One of the enemy’s aeroplanes flew above our heads, circled around, and then disappeared. It dropped no bombs and was satisfied with its reconnoissance. The whistle of the train shrieked out, and there was a cheer from the French gunners as we went on our way to safety, leaving them behind at the post of peril.
ST. PIERRE DU VAUVRAY, Sept. 6.—England received a hint yesterday as to a change in the German campaign, but only those who have been, as I have, into the very heart of this monstrous horror of war, seeing the flight of hundreds of thousands of people before an overwhelming enemy and following the lines of the allied armies in their steady retirement before an apparently irresistible advance, may realize even dimly the meaning of the amazing transformation that has happened during the last few days.
For when I wrote my last dispatch from Arques-la-Bataille, after my adventures along the French and English lines, it seemed as inevitable as the rising of next day’s sun that the Germans should enter Paris on the very day when I wrote my dispatch. Still not a single shot has come crashing upon the French fortifications.
At least a million men—that is no exaggeration of a light pen, but the sober and actual truth—were advancing steadily upon the capital last Tuesday. They were close to Beauvais when I escaped from what was then a death-trap. They were fighting our British troops at Creil when I came to that town. Upon the following days they were holding our men in the Forest of Compiegne. They had been as near to Paris as Senlis, almost within gunshot of the outer forts.

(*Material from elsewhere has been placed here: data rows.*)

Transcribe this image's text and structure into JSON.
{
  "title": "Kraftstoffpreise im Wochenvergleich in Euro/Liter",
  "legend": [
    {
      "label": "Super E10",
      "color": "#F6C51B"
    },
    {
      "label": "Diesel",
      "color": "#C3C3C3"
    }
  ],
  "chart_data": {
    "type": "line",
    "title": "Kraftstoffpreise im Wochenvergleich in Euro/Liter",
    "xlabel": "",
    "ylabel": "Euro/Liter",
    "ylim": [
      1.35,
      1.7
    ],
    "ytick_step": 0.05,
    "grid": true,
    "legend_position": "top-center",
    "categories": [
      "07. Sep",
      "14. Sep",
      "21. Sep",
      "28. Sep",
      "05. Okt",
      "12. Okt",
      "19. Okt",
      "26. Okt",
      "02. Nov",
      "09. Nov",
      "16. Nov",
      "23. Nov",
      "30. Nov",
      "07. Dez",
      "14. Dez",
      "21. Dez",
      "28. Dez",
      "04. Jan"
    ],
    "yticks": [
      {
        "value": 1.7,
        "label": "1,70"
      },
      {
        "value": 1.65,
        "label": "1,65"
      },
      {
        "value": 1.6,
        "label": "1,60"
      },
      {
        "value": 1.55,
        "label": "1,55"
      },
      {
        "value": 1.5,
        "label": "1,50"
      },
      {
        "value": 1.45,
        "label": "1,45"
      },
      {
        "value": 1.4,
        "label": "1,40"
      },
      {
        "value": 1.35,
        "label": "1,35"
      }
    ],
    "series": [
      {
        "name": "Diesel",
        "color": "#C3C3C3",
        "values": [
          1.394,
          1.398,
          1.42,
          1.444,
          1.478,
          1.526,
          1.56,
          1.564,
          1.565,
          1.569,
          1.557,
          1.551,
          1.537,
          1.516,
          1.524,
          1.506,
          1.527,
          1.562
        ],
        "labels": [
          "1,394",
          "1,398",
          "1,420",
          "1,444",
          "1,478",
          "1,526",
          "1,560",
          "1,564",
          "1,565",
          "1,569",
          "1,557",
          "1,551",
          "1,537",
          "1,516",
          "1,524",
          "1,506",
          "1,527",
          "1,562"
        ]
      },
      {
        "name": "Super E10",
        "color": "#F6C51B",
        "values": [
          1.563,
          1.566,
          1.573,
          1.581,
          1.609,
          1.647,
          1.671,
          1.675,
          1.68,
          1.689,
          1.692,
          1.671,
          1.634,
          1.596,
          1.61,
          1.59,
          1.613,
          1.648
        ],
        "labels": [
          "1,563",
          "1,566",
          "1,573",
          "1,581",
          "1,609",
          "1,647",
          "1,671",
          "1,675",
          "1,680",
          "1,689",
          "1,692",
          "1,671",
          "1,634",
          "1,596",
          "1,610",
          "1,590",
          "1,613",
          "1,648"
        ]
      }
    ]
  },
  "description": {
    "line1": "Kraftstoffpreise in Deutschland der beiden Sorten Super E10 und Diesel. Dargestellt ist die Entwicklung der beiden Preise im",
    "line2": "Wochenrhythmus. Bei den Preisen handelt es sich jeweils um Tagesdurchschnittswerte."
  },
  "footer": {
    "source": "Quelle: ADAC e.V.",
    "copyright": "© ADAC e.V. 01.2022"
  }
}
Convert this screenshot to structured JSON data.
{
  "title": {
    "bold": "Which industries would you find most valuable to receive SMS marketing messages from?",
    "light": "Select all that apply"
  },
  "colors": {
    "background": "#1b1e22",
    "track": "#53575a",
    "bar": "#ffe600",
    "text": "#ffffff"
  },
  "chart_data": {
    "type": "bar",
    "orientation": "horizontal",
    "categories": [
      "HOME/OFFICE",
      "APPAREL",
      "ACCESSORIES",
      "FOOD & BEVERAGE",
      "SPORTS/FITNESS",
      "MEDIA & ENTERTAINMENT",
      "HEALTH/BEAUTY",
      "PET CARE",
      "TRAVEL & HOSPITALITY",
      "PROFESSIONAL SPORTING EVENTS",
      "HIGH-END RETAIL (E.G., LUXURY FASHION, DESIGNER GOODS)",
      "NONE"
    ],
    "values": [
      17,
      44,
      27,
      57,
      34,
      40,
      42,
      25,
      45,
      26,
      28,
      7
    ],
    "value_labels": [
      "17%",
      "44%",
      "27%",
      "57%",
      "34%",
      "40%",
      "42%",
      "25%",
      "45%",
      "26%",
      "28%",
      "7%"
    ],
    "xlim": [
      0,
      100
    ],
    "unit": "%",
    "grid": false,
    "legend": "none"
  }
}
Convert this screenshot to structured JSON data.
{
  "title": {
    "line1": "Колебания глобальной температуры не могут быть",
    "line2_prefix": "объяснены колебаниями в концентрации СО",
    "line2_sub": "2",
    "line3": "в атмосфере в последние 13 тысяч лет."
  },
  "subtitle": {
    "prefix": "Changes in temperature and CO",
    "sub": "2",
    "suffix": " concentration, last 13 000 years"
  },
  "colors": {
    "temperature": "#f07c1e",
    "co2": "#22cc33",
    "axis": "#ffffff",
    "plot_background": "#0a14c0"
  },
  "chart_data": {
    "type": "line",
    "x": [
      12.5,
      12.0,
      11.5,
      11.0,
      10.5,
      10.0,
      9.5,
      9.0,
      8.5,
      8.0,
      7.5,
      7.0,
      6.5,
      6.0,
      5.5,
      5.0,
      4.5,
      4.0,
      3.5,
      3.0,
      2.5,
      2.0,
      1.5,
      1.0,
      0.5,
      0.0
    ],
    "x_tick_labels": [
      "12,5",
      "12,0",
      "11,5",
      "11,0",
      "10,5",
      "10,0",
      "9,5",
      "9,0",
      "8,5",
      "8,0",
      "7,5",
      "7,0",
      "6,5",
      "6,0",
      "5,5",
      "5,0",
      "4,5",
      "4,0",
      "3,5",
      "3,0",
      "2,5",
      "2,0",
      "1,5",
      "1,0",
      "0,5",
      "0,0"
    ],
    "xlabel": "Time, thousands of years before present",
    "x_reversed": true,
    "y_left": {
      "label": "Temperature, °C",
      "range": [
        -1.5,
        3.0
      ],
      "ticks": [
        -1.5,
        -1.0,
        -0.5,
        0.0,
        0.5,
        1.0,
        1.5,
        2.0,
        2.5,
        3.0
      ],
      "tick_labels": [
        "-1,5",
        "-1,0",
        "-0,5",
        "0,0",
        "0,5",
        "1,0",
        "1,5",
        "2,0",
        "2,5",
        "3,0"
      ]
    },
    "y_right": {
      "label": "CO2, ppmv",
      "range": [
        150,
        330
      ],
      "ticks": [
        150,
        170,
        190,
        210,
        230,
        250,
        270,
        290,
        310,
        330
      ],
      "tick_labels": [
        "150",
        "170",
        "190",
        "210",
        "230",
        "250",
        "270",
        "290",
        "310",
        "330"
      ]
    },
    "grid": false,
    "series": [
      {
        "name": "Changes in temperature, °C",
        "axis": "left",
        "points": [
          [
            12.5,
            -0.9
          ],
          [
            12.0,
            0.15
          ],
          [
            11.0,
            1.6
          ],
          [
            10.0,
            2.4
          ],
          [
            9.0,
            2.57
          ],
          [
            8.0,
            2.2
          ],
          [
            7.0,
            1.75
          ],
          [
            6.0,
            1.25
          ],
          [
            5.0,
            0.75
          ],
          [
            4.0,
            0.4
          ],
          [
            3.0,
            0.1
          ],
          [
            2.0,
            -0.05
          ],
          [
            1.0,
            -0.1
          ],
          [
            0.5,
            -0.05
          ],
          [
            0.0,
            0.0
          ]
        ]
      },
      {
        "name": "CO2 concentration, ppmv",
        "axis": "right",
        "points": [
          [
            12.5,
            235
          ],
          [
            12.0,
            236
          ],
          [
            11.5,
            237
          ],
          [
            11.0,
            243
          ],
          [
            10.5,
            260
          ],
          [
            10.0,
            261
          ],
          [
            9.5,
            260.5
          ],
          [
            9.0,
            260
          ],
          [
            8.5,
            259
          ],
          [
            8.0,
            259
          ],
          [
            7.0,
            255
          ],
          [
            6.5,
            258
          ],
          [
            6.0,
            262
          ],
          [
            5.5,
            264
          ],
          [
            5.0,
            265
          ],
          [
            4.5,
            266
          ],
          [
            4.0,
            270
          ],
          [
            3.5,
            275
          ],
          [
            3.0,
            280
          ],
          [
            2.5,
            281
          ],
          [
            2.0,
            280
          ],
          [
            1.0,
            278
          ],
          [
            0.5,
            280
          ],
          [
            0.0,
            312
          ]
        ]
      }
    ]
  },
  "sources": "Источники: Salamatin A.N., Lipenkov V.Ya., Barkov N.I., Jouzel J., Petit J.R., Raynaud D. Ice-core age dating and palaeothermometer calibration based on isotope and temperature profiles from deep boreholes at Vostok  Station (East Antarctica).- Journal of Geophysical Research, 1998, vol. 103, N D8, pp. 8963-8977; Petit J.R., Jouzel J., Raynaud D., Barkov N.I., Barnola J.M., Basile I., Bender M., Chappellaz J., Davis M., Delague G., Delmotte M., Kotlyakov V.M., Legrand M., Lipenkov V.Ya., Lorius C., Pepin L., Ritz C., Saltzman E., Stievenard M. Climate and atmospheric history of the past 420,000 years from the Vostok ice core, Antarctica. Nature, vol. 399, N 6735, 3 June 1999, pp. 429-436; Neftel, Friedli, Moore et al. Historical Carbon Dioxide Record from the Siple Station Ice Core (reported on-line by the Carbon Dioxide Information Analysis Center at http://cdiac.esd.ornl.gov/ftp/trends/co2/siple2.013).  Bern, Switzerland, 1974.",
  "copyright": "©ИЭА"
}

“Nothing seems to stop them,” said many soldiers with whom I spoke. “We kill them and kill them, but they come on.”
The situation seemed to me almost ready for the supreme tragedy—the capture or destruction of Paris. The northwest of France lay very open to the enemy, abandoned as far south as Abbeville and Amiens, too lightly held by a mixed army corps of French and Algerian troops with their headquarters at Aumale.
Here was an easy way to Paris.
Always obsessed with the idea that the Germans must come from the east, the almost fatal error of this war, the French had girdled Paris with almost impenetrable forts on the east side, from those of Ecouen and Montmorency, by the far-flung forts of Chelles and Champigny, to those of Susy and Villeneuve, on the outer lines of the triple cordon; but on the west side, between Pontoise and Versailles, the defenses of Paris were weak. I say “were,” because during the last three days thousands of men have been digging trenches and throwing up ramparts. Only the snakelike Seine, twining into Pegoud loop, forms a natural defense to the western approach to the city, none too secure against men who have crossed many rivers in their desperate assaults.
This, then, was the Germans’ chance; it was for this that they had fought their way westward and southward through incessant battlefields from Mons and Charleroi to St. Quentin and Amiens and down to Creil and Compiegne, flinging away human life as though it were but rubbish for deathpits. The prize of Paris, Paris the great and beautiful, seemed to be within their grasp.